Option C : Monthly, quarterly, semiannual or annual cash
installments over a period not to exceed ten
(10) years, nor for a period exceeding the
life expectancy of the Participant or the
Participant's Beneficiary (if applicable).
(c) In case of termination due to death, benefits payable
pursuant to Section 6.02 shall be paid to the Participant's
Beneficiary in accordance with one of the options described in Section
6.05(b) at the Beneficiary's election.
(d) If, at the time of distribution, the value of a
Participant's Vested benefit is $3,500 or less, the Administrator will
immediately distribute such benefit without the Participant's consent.
However, if the value of such benefit exceeds $3,500 payment shall be
deferred until the Former Participant's death or until he reaches his
Normal Retirement Date, whichever comes first; unless such Former
Participant consents writing to an earlier distribution.
(e) Accounts shall be valued as described in Sections 6.01
through 6.04. In the event that benefit payment cannot be made in a
timely fashion, the Administrator may authorize a valuation of
Accounts as of a later Valuation Date, but no later than the Valuation
date coincident with or immediately preceding the date of the first
payment of benefits. Such authority shall be exercised in a
consistent and nondiscriminatory manner.
6.06 DISTRIBUTION FOR MINOR BENEFICIARY
<PAGE>
In the event a distribution is to be made to a minor, then the
Administrator may in its discretion direct that such distribution be paid
to the legal guardian, or if none, to a parent of such Beneficiary or a
responsible adult with whom the Beneficiary maintains his residence, or to
the custodian for such Beneficiary, if such is permitted by the laws of the
jurisdiction in which said Beneficiary resides. Such a payment to the
legal guardian or parent of a minor Beneficiary shall fully discharge the
Trustee, Employer and Plan from further liability on account thereof.
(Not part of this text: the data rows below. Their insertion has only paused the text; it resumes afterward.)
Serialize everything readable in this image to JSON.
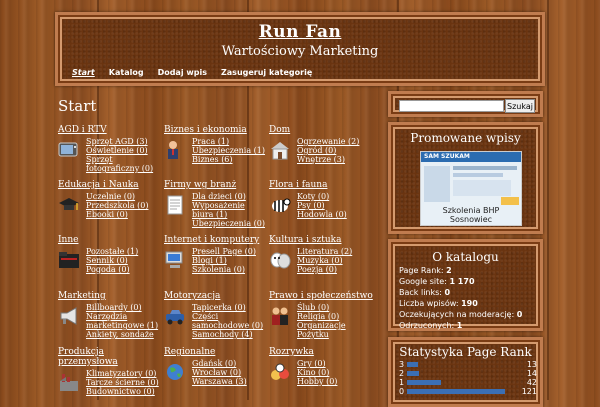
{
  "header": {
    "title": "Run Fan",
    "subtitle": "Wartościowy Marketing"
  },
  "nav": [
    {
      "label": "Start",
      "active": true
    },
    {
      "label": "Katalog"
    },
    {
      "label": "Dodaj wpis"
    },
    {
      "label": "Zasugeruj kategorię"
    }
  ],
  "main": {
    "title": "Start",
    "categories": [
      {
        "title": "AGD i RTV",
        "icon": "tv-icon",
        "subs": [
          "Sprzęt AGD (3)",
          "Oświetlenie (0)",
          "Sprzęt",
          "fotograficzny (0)"
        ]
      },
      {
        "title": "Biznes i ekonomia",
        "icon": "businessman-icon",
        "subs": [
          "Praca (1)",
          "Ubezpieczenia (1)",
          "Biznes (6)"
        ]
      },
      {
        "title": "Dom",
        "icon": "house-icon",
        "subs": [
          "Ogrzewanie (2)",
          "Ogród (0)",
          "Wnętrze (3)"
        ]
      },
      {
        "title": "Edukacja i Nauka",
        "icon": "graduation-cap-icon",
        "subs": [
          "Uczelnie (0)",
          "Przedszkola (0)",
          "Ebooki (0)"
        ]
      },
      {
        "title": "Firmy wg branż",
        "icon": "document-icon",
        "subs": [
          "Dla dzieci (0)",
          "Wyposażenie",
          "biura (1)",
          "Ubezpieczenia (0)"
        ]
      },
      {
        "title": "Flora i fauna",
        "icon": "zebra-icon",
        "subs": [
          "Koty (0)",
          "Psy (0)",
          "Hodowla (0)"
        ]
      },
      {
        "title": "Inne",
        "icon": "folder-icon",
        "subs": [
          "Pozostałe (1)",
          "Sennik (0)",
          "Pogoda (0)"
        ]
      },
      {
        "title": "Internet i komputery",
        "icon": "computer-icon",
        "subs": [
          "Presell Page (0)",
          "Blogi (1)",
          "Szkolenia (0)"
        ]
      },
      {
        "title": "Kultura i sztuka",
        "icon": "theater-masks-icon",
        "subs": [
          "Literatura (2)",
          "Muzyka (0)",
          "Poezja (0)"
        ]
      },
      {
        "title": "Marketing",
        "icon": "megaphone-icon",
        "subs": [
          "Billboardy (0)",
          "Narzędzia",
          "marketingowe (1)",
          "Ankiety, sondaże"
        ]
      },
      {
        "title": "Motoryzacja",
        "icon": "car-icon",
        "subs": [
          "Tapicerka (0)",
          "Części",
          "samochodowe (0)",
          "Samochody (4)"
        ]
      },
      {
        "title": "Prawo i społeczeństwo",
        "icon": "people-icon",
        "subs": [
          "Ślub (0)",
          "Religia (0)",
          "Organizacje",
          "Pożytku"
        ]
      },
      {
        "title": "Produkcja",
        "title2": "przemysłowa",
        "icon": "factory-icon",
        "subs": [
          "Klimatyzatory (0)",
          "Tarcze ścierne (0)",
          "Budownictwo (0)"
        ]
      },
      {
        "title": "Regionalne",
        "icon": "globe-icon",
        "subs": [
          "Gdańsk (0)",
          "Wrocław (0)",
          "Warszawa (3)"
        ]
      },
      {
        "title": "Rozrywka",
        "icon": "balls-icon",
        "subs": [
          "Gry (0)",
          "Kino (0)",
          "Hobby (0)"
        ]
      }
    ]
  },
  "search": {
    "placeholder": "",
    "button_label": "Szukaj"
  },
  "promo": {
    "title": "Promowane wpisy",
    "image_brand": "SAM SZUKAM",
    "caption_line1": "Szkolenia BHP",
    "caption_line2": "Sosnowiec"
  },
  "about": {
    "title": "O katalogu",
    "stats": [
      {
        "label": "Page Rank:",
        "value": "2"
      },
      {
        "label": "Google site:",
        "value": "1 170"
      },
      {
        "label": "Back links:",
        "value": "0"
      },
      {
        "label": "Liczba wpisów:",
        "value": "190"
      },
      {
        "label": "Oczekujących na moderację:",
        "value": "0"
      },
      {
        "label": "Odrzuconych:",
        "value": "1"
      }
    ]
  },
  "pagerank": {
    "title": "Statystyka Page Rank",
    "rows": [
      {
        "rank": "3",
        "count": "13",
        "fraction": 0.11
      },
      {
        "rank": "2",
        "count": "14",
        "fraction": 0.12
      },
      {
        "rank": "1",
        "count": "42",
        "fraction": 0.35
      },
      {
        "rank": "0",
        "count": "121",
        "fraction": 1.0
      }
    ]
  }
}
6.07 COMMENCEMENT OF DISTRIBUTIONS
Notwithstanding the provisions of Section 6.05, distributions to
a Participant will commence no later than the date determined in accordance
with the provisions of this Section.
If distribution to any Participant is made under this Section in
other than a lump-sum payment, the second payment shall be distributed no
later than the December 31st following the April 1st by which the first
payment was required to be distributed. Each succeeding payment shall be
distributed no later than each December 31st thereafter.
6.08 LOCATION OF PARTICIPANT OR BENEFICIARY UNKNOWN
In the event that all, or any portion, of the distribution
payable to a Participant or his Beneficiary hereunder shall, at the
expiration of five (5) years after it shall become payable, remain unpaid
solely by reason of the inability of the Administrator, after sending a
registered letter, return receipt requested, to the last known address, and
after further diligent effort, to ascertain the whereabouts of such
Participant or his Beneficiary, the amount so distributable shall be
forfeited and shall be used to reduce the cost of the Plan. In the event a
Participant or Beneficiary is located subsequent to his benefit being
forfeited, such benefit shall be restored. Amounts necessary to restore
such benefit shall be taken from the Forfeitures having occurred during
that Plan Year. Should such amounts be insufficient to restore such
benefit, the remaining amount necessary shall be paid by the Employer.
ARTICLE VII
TRUSTEE
7.01 BASIC RESPONSIBILITIES OF THE TRUSTEE
(a) The basic responsibilities of the Trustee may be divided
between a trustee and a co-trustee (if any) as outlined in any trust
agreement and/or co-trustee arrangement forming a part of this Plan.
(b) The Trustee shall maintain separate trust accounts for each
Fund that may be offered Participants in accordance with the
provisions of the Plan. The Administrator shall maintain
Participants' Accounts and render a statement to each Participant at
least annually with respect to such Accounts.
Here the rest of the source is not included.